Differences between regions and zones

Availability zones are multiple, isolated locations within a region, and a region is a geographical location with multiple availability zones mapped within it. Every region is isolated and independent from every other region. Regions are spread out all over the world, so cloud providers can reach customers on multiple continents. Cloud providers typically have two or more availability zones within each region.

Availability zones vs regions
Availability zones are located within specific regions, and each region may have a different number of availability zones.

AWS, Azure and Google Cloud availability zones

The big three public cloud providers -- Amazon Web Services (AWS), Microsoft Azure and Google Cloud -- use both regions and availability zones. The availability zones each cloud provider offers are also independent, so a failure or outage within one availability zone won't affect other zones; the other zones will pick up the slack from the region that went down. This ensures that an organization's disaster recovery plan isn't compromised.  

Azure has the most supported regions and availability zones, followed by Google Cloud and then AWS as follows:  

  • Azure currently has more than 60 regions, some of which are in development. For each Azure availability zone, there's one or more data centers that can run independently. Azure regions are spread across the Americas, Europe, the Middle East, Africa and Asia-Pacific.
  • Google Cloud spans 34 regions and 103 availability zones, with nine other regions under development. Supported regions are spread across the Americas, Europe and Asia.
  • AWS has 26 regions and 84 availability zones, with 24 additional availability zones under development. AWS regions are planned for Australia, Canada, India, Israel, New Zealand, Spain, Switzerland and the United Arab Emirates.
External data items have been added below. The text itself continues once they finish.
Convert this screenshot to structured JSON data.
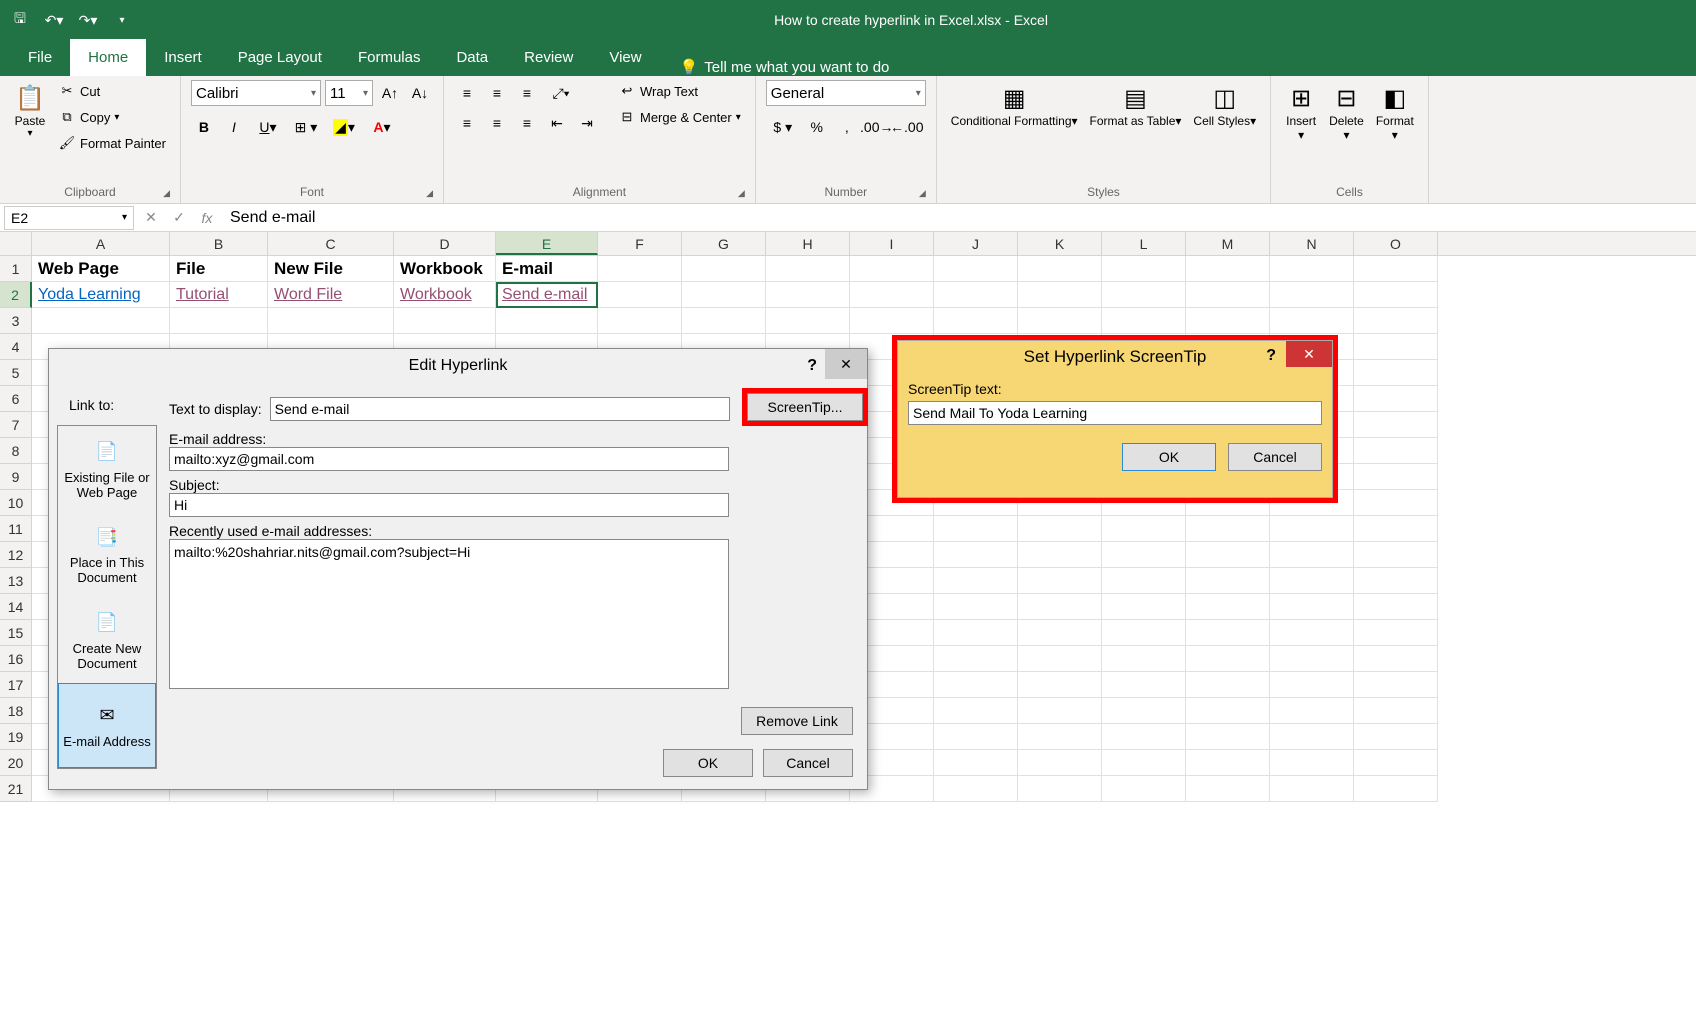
{
  "titlebar": {
    "title": "How to create hyperlink in Excel.xlsx - Excel"
  },
  "tabs": {
    "file": "File",
    "home": "Home",
    "insert": "Insert",
    "pagelayout": "Page Layout",
    "formulas": "Formulas",
    "data": "Data",
    "review": "Review",
    "view": "View",
    "tellme": "Tell me what you want to do"
  },
  "ribbon": {
    "clipboard": {
      "paste": "Paste",
      "cut": "Cut",
      "copy": "Copy",
      "formatpainter": "Format Painter",
      "group": "Clipboard"
    },
    "font": {
      "name": "Calibri",
      "size": "11",
      "group": "Font"
    },
    "alignment": {
      "wraptext": "Wrap Text",
      "mergecenter": "Merge & Center",
      "group": "Alignment"
    },
    "number": {
      "format": "General",
      "group": "Number"
    },
    "styles": {
      "condfmt": "Conditional Formatting",
      "formatastable": "Format as Table",
      "cellstyles": "Cell Styles",
      "group": "Styles"
    },
    "cells": {
      "insert": "Insert",
      "delete": "Delete",
      "format": "Format",
      "group": "Cells"
    }
  },
  "formulabar": {
    "namebox": "E2",
    "value": "Send e-mail"
  },
  "columns": [
    "A",
    "B",
    "C",
    "D",
    "E",
    "F",
    "G",
    "H",
    "I",
    "J",
    "K",
    "L",
    "M",
    "N",
    "O"
  ],
  "data_rows": [
    {
      "n": 1,
      "cells": [
        "Web Page",
        "File",
        "New File",
        "Workbook",
        "E-mail"
      ],
      "style": "bold"
    },
    {
      "n": 2,
      "cells": [
        "Yoda Learning",
        "Tutorial",
        "Word File",
        "Workbook",
        "Send e-mail"
      ],
      "styles": [
        "link",
        "linkv",
        "linkv",
        "linkv",
        "linkv"
      ]
    }
  ],
  "dialog": {
    "title": "Edit Hyperlink",
    "linkto_label": "Link to:",
    "linkto": {
      "existing": "Existing File or Web Page",
      "place": "Place in This Document",
      "createnew": "Create New Document",
      "email": "E-mail Address"
    },
    "textdisplay_label": "Text to display:",
    "textdisplay": "Send e-mail",
    "screentip": "ScreenTip...",
    "email_label": "E-mail address:",
    "email": "mailto:xyz@gmail.com",
    "subject_label": "Subject:",
    "subject": "Hi",
    "recent_label": "Recently used e-mail addresses:",
    "recent_item": "mailto:%20shahriar.nits@gmail.com?subject=Hi",
    "removelink": "Remove Link",
    "ok": "OK",
    "cancel": "Cancel"
  },
  "tipdialog": {
    "title": "Set Hyperlink ScreenTip",
    "label": "ScreenTip text:",
    "value": "Send Mail To Yoda Learning",
    "ok": "OK",
    "cancel": "Cancel"
  }
}
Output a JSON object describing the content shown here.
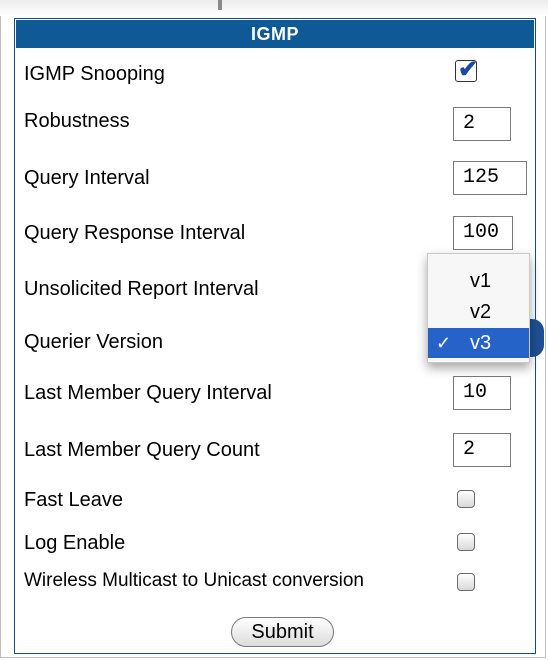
{
  "title": "IGMP",
  "rows": {
    "igmp_snooping": {
      "label": "IGMP Snooping",
      "checked": true
    },
    "robustness": {
      "label": "Robustness",
      "value": "2"
    },
    "query_interval": {
      "label": "Query Interval",
      "value": "125"
    },
    "query_response_interval": {
      "label": "Query Response Interval",
      "value": "100"
    },
    "unsolicited_report_interval": {
      "label": "Unsolicited Report Interval"
    },
    "querier_version": {
      "label": "Querier Version",
      "options": [
        "v1",
        "v2",
        "v3"
      ],
      "selected": "v3",
      "check_symbol": "✓"
    },
    "last_member_query_interval": {
      "label": "Last Member Query Interval",
      "value": "10"
    },
    "last_member_query_count": {
      "label": "Last Member Query Count",
      "value": "2"
    },
    "fast_leave": {
      "label": "Fast Leave",
      "checked": false
    },
    "log_enable": {
      "label": "Log Enable",
      "checked": false
    },
    "wireless_multicast_to_unicast": {
      "label": "Wireless Multicast to Unicast conversion",
      "checked": false
    }
  },
  "submit_label": "Submit",
  "checkbox_checked_symbol": "✔"
}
Choosing an availability zone

When choosing an availability zone from a cloud provider, users should consider the following:

  • Latency and proximity. The closest zone will offer the lowest latency.
  • Compliance. Depending on the location, cloud providers may need to meet different regulatory compliance laws and regulations, such as with GDPR.
  • Service-level agreement. The level of availability may change depending on the cloud provider or region. Normally, AWS, Azure and Google Cloud provide high availability.
  • Cost. Different regions may cost more than others, and the cost may change per cloud provider.
  • Redundancy. Does the organization need data or apps stored in one location or across regions?